Companies Start Pulling Ads from Rumble Over Refusal to Demonetize Russell Brand


This was predictable.

The Guardian:

A number of large companies have pulled their advertisements from the video platform Rumble, where Russell Brand broadcasts his weekly show, in the week since allegations of rape and sexual assault against the comedian came to light.

The News Movement reported on Friday that Burger King, Asos, the Barbican and HelloFresh, the recipe box delivery service, had removed their ads. Brand has 1.4m followers on the platform. YouTube suspended Brand’s ability to earn money on its platform on Tuesday but Rumble has rejected calls to do the same. On Friday, Brand said the moves to block him from receiving advertising revenue for his videos on social media platforms have occurred “in the context of the online safety bill”.

I haven’t looked into it yet, but this “online safety bill” looks very, very bad

On Thursday, Rumble accused a parliamentary committee of “deeply inappropriate” behaviour after Caroline Dinenage, the Conservative chair of the culture, media and sport committee, wrote a letter to the company’s chief executive, Chris Pavlovski, to express concern that Brand “may be able to profit from his content on the platform”.

In a public statement posted on X, Rumble called the letter “disturbing” and said parliament’s demands were “deeply inappropriate and dangerous”. The platform added that it was devoted to an internet “where no one arbitrarily dictates which ideas can or cannot be heard, or which citizens may or may not be entitled to a platform”.

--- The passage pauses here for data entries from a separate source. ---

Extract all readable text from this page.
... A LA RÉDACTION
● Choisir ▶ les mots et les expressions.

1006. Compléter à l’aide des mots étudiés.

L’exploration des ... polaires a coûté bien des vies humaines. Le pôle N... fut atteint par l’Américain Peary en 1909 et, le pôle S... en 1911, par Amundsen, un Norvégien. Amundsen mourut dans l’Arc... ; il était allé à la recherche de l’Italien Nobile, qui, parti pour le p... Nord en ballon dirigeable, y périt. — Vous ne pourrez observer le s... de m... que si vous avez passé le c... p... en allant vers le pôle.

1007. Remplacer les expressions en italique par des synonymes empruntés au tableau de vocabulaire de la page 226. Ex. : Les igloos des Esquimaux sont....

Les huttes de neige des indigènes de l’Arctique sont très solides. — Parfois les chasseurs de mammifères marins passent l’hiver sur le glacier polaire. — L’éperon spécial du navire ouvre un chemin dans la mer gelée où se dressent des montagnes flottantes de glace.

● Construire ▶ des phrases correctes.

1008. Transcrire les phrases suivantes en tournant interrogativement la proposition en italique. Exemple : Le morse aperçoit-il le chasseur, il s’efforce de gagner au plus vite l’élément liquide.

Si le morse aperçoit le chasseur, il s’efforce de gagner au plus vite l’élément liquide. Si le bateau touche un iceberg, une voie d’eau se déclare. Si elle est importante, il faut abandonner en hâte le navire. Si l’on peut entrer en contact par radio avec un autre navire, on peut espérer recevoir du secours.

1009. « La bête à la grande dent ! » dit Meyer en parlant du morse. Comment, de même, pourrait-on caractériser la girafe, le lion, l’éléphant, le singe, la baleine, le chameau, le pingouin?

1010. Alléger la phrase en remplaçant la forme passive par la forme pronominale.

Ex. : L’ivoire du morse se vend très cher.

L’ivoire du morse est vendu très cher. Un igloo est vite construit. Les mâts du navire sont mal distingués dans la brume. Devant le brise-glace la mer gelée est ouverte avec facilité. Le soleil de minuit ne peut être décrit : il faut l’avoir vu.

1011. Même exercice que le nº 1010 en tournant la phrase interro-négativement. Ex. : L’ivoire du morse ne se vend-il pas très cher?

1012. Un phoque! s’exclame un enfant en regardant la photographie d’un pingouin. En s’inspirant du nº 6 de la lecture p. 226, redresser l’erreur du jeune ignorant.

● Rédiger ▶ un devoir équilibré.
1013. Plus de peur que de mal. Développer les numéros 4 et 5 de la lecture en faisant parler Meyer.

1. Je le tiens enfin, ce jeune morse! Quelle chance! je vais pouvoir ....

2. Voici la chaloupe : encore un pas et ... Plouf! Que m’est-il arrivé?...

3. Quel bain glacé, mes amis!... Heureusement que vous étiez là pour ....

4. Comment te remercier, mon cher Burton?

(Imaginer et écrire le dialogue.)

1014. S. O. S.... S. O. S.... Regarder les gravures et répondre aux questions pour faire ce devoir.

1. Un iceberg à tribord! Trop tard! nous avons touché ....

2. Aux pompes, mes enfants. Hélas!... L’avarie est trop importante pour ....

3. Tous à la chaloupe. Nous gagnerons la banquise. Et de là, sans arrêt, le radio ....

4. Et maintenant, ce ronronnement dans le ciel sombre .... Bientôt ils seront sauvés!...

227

Rumble added: “Singling out an individual and demanding his ban is even more disturbing given the absence of any connection between the allegations and his content on Rumble.”

Rumble’s response

Last weekend, Brand was accused of rape, sexual assault and emotional abuse between 2006 and 2013 after a joint investigation by the Sunday Times, the Times and Channel 4 Dispatches. He denies the allegations.

On Friday, Brand made his first public comments since the allegations were made public in a new video he posted online. In the three-minute video posted on YouTube, Rumble and X, he described them as “extraordinary and distressing” and accused the government of seeking to censor him.

Burger King told the News Movement it had paused all advertising while investigations into the allegations were ongoing. Asos said it had manually removed its ads from Rumble. Barbican said it had asked its media agency to exclude the site from where its ads appear.

The Times estimates that Brand earns £27,000 a month from his Rumble channel and £1m a year from YouTube before ads were suspended. His literary agent, tour promoter and book publisher have also dropped him.

So, just to be clear:

  • Russell Brand was accused of raping his own girlfriends 10-20 years ago.
  • (No pause)
  • Police announce an investigation.
  • The UK parliament (and the Prime Minister’s spokesman!!) start issuing all these statements.
  • The UK government demanded that all tech companies stop his funding.
  • The media demanded that advertisers boycott the companies that won’t stop his funding.

This all happened in a period of hours, rather than weeks.

You remember with Weinstein, it was like, they release this article, they start doing interviews with the women, there is all this media coverage for weeks on end drumming up public outrage, he eventually resigns, then after months, the cops start saying they’re looking into something to charge him with. Eventually, he’s charged.

With Russell Brand, it is just bing-bang-boom – you’re out.

This idea of cutting someone’s money because he was accused of something totally unrelated to his work in a media article is totally new. I thought I had seen every possible weird form of censorship, but this is new. It’s almost like someone sat down and said “okay, let’s drum up some new weird storyline for censorship.”

The fact that they immediately go to deplatform him over this rape hoax proves that the rape hoax is political, doesn’t it? I mean – right? 

How is Google able to determine that Russell Brand committed felonies? Where is the court? I don’t think the court would be fair, but YouTube is saying “this violates our off-platform behavior rules.” It’s against off-platform behavior rules (which is itself an insane concept) to be accused of something by anonymous people?

He’s back on Rumble tomorrow. I assume he’ll do the whole show about this issue.


It’s likely that this is how they’re going to go for the Rumble app on the iPhone app store – “you didn’t ban that guy that got accused of doing something decades ago – this is totally unacceptable behavior for a trust-building environment.”